教員確保に向けた取組について、現場の実態に即した対応を切に願うところでありますが、当局のご所見をお伺いします。

 

8.動物愛護担当部局と県警察との連携強化について(健康福祉)

警察と他の行政機関との連携を深め、実態に即したより柔軟かつ効果的なものとすることによって、例えば、児童虐待、ドメスティックバイオレンス、依存症対策、廃棄物の適正処理等において、一層の県民サービス向上を果たすとともに、県民の安心安全を確保して頂きたいと考えます。

その中でも、特に、公安委員会部局審査において、犬猫等の拾得状況と課題について質しました。

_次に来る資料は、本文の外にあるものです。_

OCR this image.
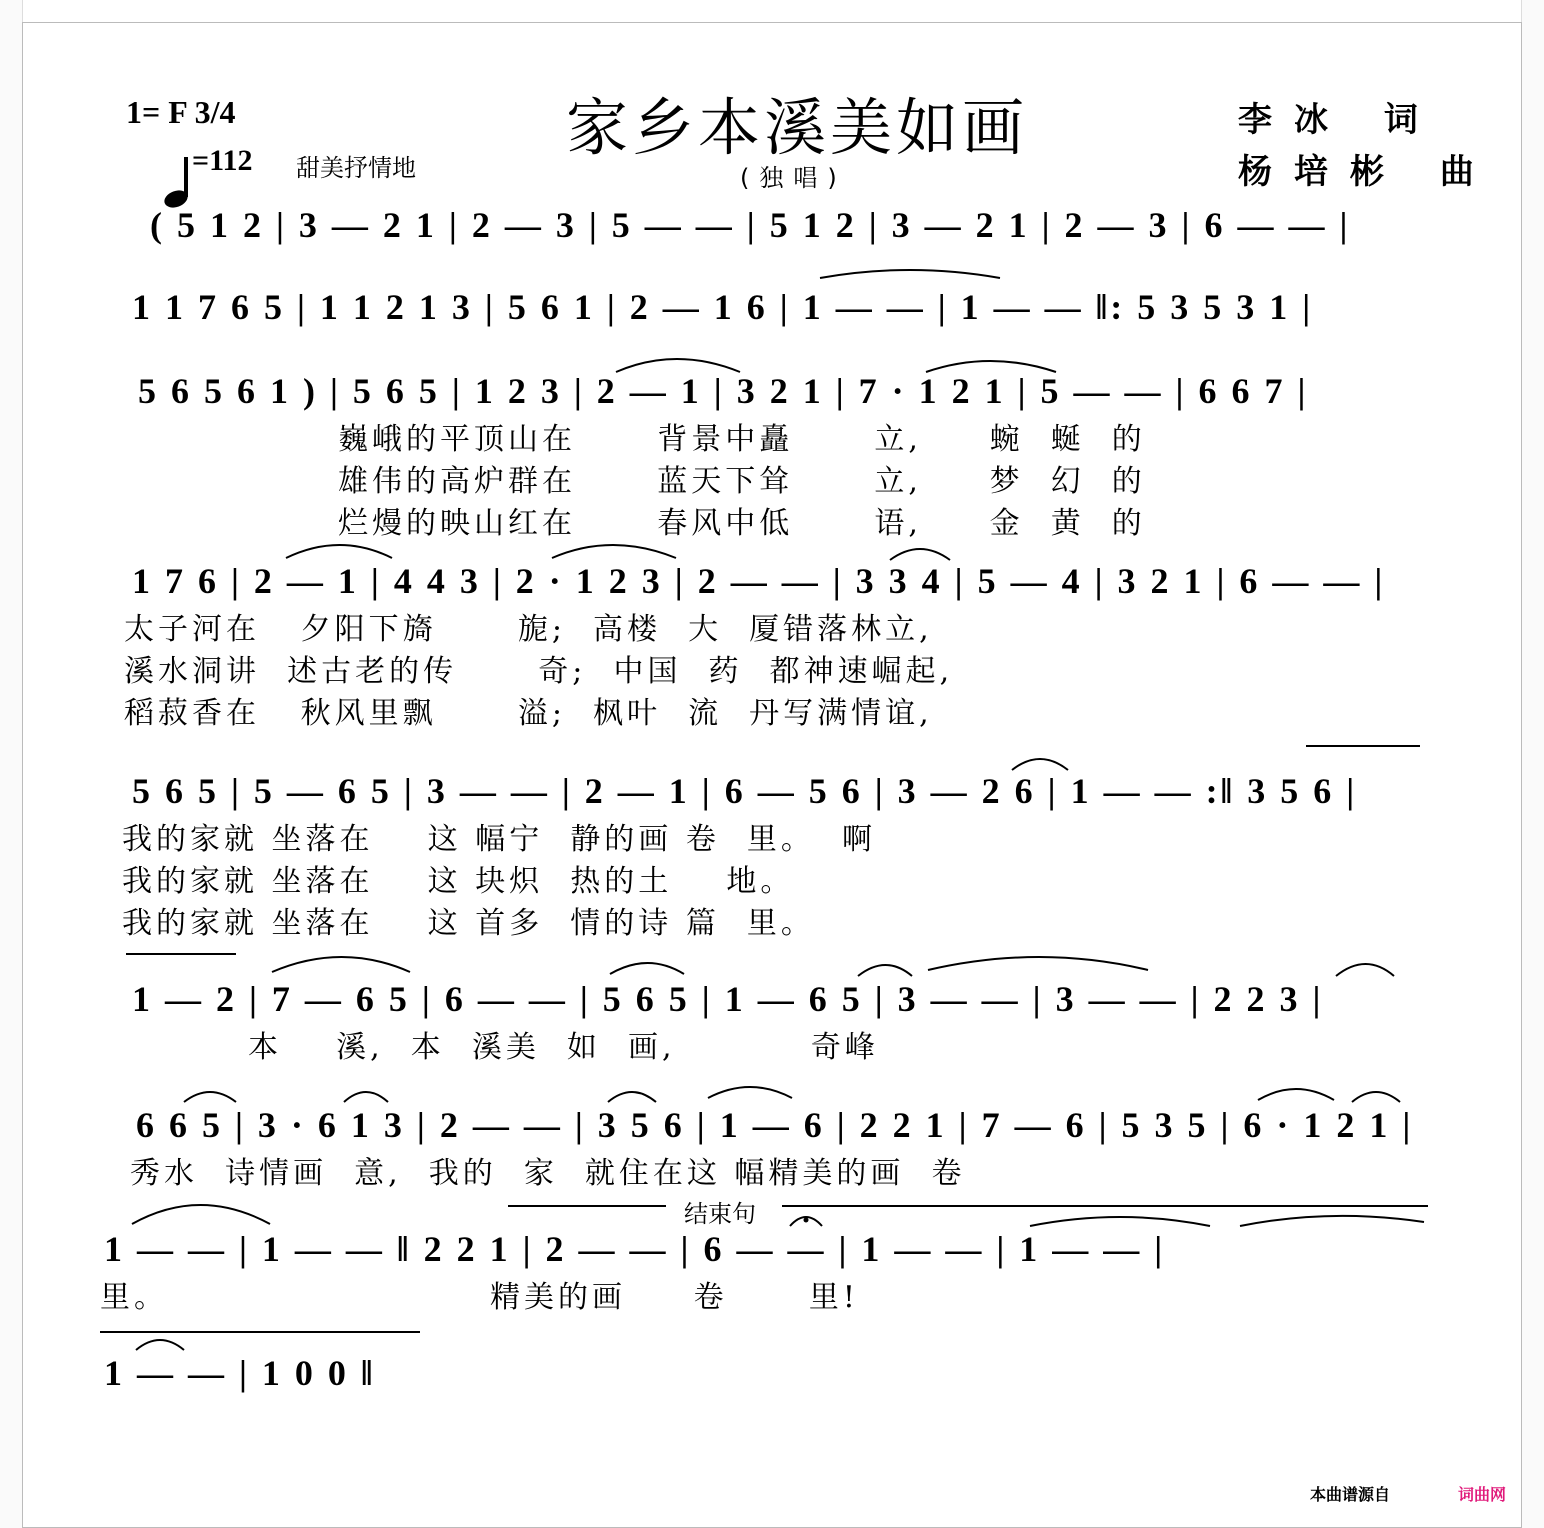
1= F 3/4

=112 甜美抒情地
家乡本溪美如画
(独唱)
李冰 词
杨培彬 曲
( 5 1 2 | 3 — 2 1 | 2 — 3 | 5 — — | 5 1 2 | 3 — 2 1 | 2 — 3 | 6 — — |
1 1 7 6 5 | 1 1 2 1 3 | 5 6 1 | 2 — 1 6 | 1 — — | 1 — — ‖: 5 3 5 3 1 |
5 6 5 6 1 ) | 5 6 5 | 1 2 3 | 2 — 1 | 3 2 1 | 7 · 1 2 1 | 5 — — | 6 6 7 |
巍峨的平顶山在      背景中矗      立,     蜿  蜒  的
雄伟的高炉群在      蓝天下耸      立,     梦  幻  的
烂熳的映山红在      春风中低      语,     金  黄  的
1 7 6 | 2 — 1 | 4 4 3 | 2 · 1 2 3 | 2 — — | 3 3 4 | 5 — 4 | 3 2 1 | 6 — — |
太子河在   夕阳下旖      旎;  高楼  大  厦错落林立,
溪水洞讲  述古老的传      奇;  中国  药  都神速崛起,
稻菽香在   秋风里飘      溢;  枫叶  流  丹写满情谊,
5 6 5 | 5 — 6 5 | 3 — — | 2 — 1 | 6 — 5 6 | 3 — 2 6 | 1 — — :‖ 3 5 6 |
我的家就 坐落在    这 幅宁  静的画 卷  里。  啊
我的家就 坐落在    这 块炽  热的土    地。
我的家就 坐落在    这 首多  情的诗 篇  里。
1 — 2 | 7 — 6 5 | 6 — — | 5 6 5 | 1 — 6 5 | 3 — — | 3 — — | 2 2 3 |
本    溪,  本  溪美  如  画,          奇峰
6 6 5 | 3 · 6 1 3 | 2 — — | 3 5 6 | 1 — 6 | 2 2 1 | 7 — 6 | 5 3 5 | 6 · 1 2 1 |
秀水  诗情画  意,  我的  家  就住在这 幅精美的画  卷
结束句
1 — — | 1 — — ‖ 2 2 1 | 2 — — | 6 — — | 1 — — | 1 — — |
里。	精美的画     卷      里!
1 — — | 1 0 0 ‖
本曲谱源自	词曲网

警察署に届けられた財布等、金品の拾得物は、遺失物法に基づいて適切な処理がなされます。犬猫や小鳥等、生き物の拾得物については、遺失物法に加えて動物愛護管理法等の法令の遵守も求められるのです。現在、警察と県動物愛護センターや市町等との連携によって対応がなされておりますが、拾得物の警察への届出については、365日24時間の対応が求められるものの、他の行政機関の執務時間とは異なるために課題が生じています。加えて、犬猫等の拾得物について、民間団体が預かって怪我の治療を施したり、里親探しに取組まれている事例を紹介しましたが、その取組は所轄警察署からの保管委託に基づくものであり、動物愛護の観点から素晴らしい内容であるものの、全く無償であり安定的に継続していくには課題があると認識するものです。警察と動物愛護担当部局とにおける、より丁寧な連携が求められるのではないでしょうか。

そこで、行政機関、特に動物愛護担当部局と県警察との連携強化によってより効果的な取組になるものと考えますが、県警察との連携強化に対する当局のご所見を伺います。